Editorial

How to talk to a parent about giving up driving

A calm script for the conversation no one wants to have — without making your parent feel small.

June 7, 2026 · 6 min read

There is no good moment to tell a parent they should stop driving. There is, however, a better way to start the conversation than most families do.

Start before you have to

The worst version of this conversation happens after a near-miss. The best version happens months earlier, as a series of small check-ins. "How's the night driving feeling lately?" is easier to answer than "Dad, we need to talk."

Notice three things, not one

A single dent on the bumper is not a case. A pattern is. Watch for: getting lost on familiar routes, slower reactions at intersections, drifting in the lane, and any new reluctance to drive at night or on highways. Two or three of these together is your signal.

Lead with what they'll keep, not what they'll lose

"We want to keep you getting to bridge night and your appointments — let's figure out how" is a very different sentence than "you can't drive anymore." Have the alternatives ready before the conversation: a ride-share account set up, the local senior transit number, a standing offer from a grandkid.

Bring the doctor in

In Ontario, drivers 80 and over are reassessed by the Ministry of Transportation; a family doctor can also request a formal evaluation.

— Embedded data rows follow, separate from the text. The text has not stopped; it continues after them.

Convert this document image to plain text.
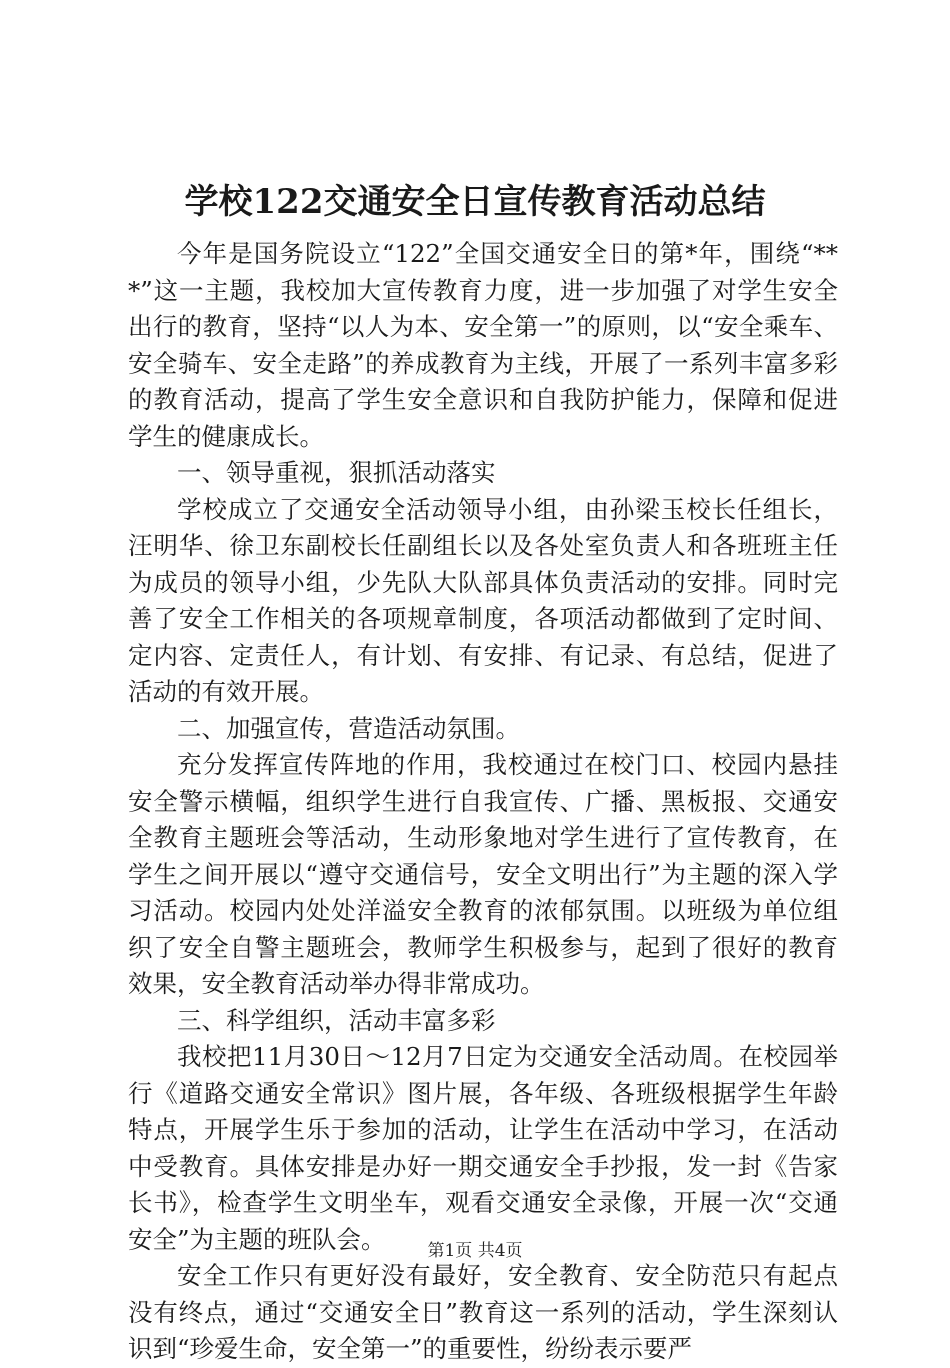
学校122交通安全日宣传教育活动总结

今年是国务院设立“122”全国交通安全日的第*年，围绕“***”这一主题，我校加大宣传教育力度，进一步加强了对学生安全出行的教育，坚持“以人为本、安全第一”的原则，以“安全乘车、安全骑车、安全走路”的养成教育为主线，开展了一系列丰富多彩的教育活动，提高了学生安全意识和自我防护能力，保障和促进学生的健康成长。

一、领导重视，狠抓活动落实

学校成立了交通安全活动领导小组，由孙梁玉校长任组长，汪明华、徐卫东副校长任副组长以及各处室负责人和各班班主任为成员的领导小组，少先队大队部具体负责活动的安排。同时完善了安全工作相关的各项规章制度，各项活动都做到了定时间、定内容、定责任人，有计划、有安排、有记录、有总结，促进了活动的有效开展。

二、加强宣传，营造活动氛围。

充分发挥宣传阵地的作用，我校通过在校门口、校园内悬挂安全警示横幅，组织学生进行自我宣传、广播、黑板报、交通安全教育主题班会等活动，生动形象地对学生进行了宣传教育，在学生之间开展以“遵守交通信号，安全文明出行”为主题的深入学习活动。校园内处处洋溢安全教育的浓郁氛围。以班级为单位组织了安全自警主题班会，教师学生积极参与，起到了很好的教育效果，安全教育活动举办得非常成功。

三、科学组织，活动丰富多彩

我校把11月30日～12月7日定为交通安全活动周。在校园举行《道路交通安全常识》图片展，各年级、各班级根据学生年龄特点，开展学生乐于参加的活动，让学生在活动中学习，在活动中受教育。具体安排是办好一期交通安全手抄报，发一封《告家长书》，检查学生文明坐车，观看交通安全录像，开展一次“交通安全”为主题的班队会。

安全工作只有更好没有最好，安全教育、安全防范只有起点没有终点，通过“交通安全日”教育这一系列的活动，学生深刻认识到“珍爱生命，安全第一”的重要性，纷纷表示要严

第1页 共4页
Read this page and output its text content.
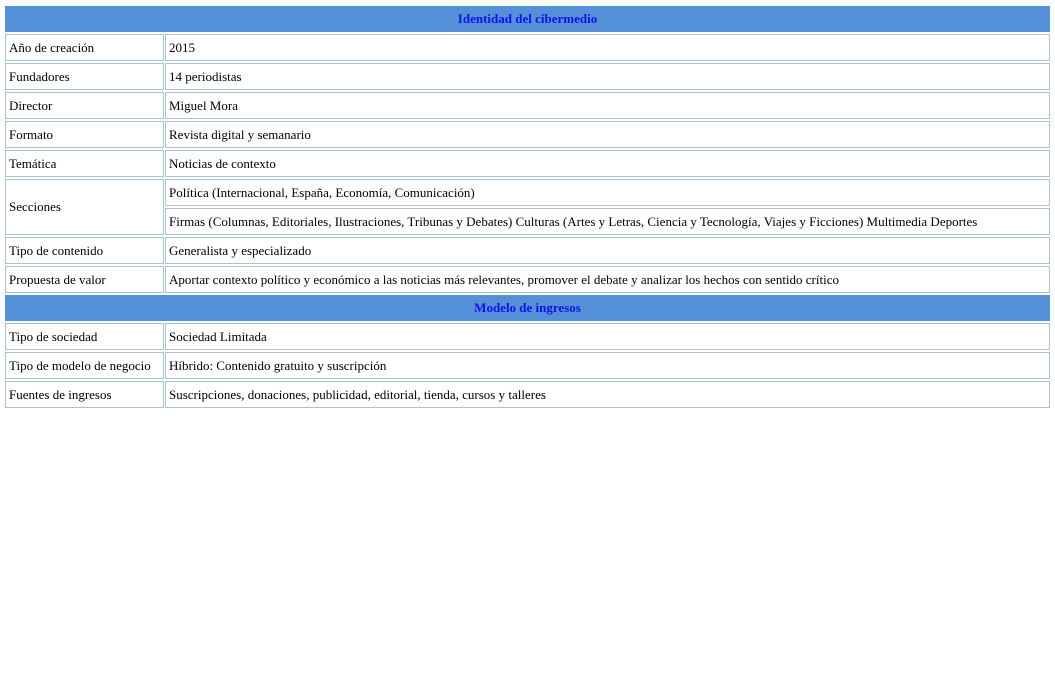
Identidad del cibermedio	
Año de creación	2015
Fundadores	14 periodistas
Director	Miguel Mora
Formato	Revista digital y semanario
Temática	Noticias de contexto
Secciones	Política (Internacional, España, Economía, Comunicación)
Firmas (Columnas, Editoriales, Ilustraciones, Tribunas y Debates) Culturas (Artes y Letras, Ciencia y Tecnología, Viajes y Ficciones) Multimedia Deportes

Tipo de contenido	Generalista y especializado
Propuesta de valor	Aportar contexto político y económico a las noticias más relevantes, promover el debate y analizar los hechos con sentido crítico
Modelo de ingresos	
Tipo de sociedad	Sociedad Limitada
Tipo de modelo de negocio	Híbrido: Contenido gratuito y suscripción
Fuentes de ingresos	Suscripciones, donaciones, publicidad, editorial, tienda, cursos y talleres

Framing the decision as "let's let the doctor weigh in" takes it off your shoulders and removes the sense of being judged by a child.

Expect grief

Driving is independence. Expect anger, sadness, and a few weeks of withdrawal. None of that means you handled it wrong. It means it mattered.

Editorially reviewed · last updated Jun 13, 2026. This is general information, not medical advice. Speak to a registered clinician about your parent's individual situation.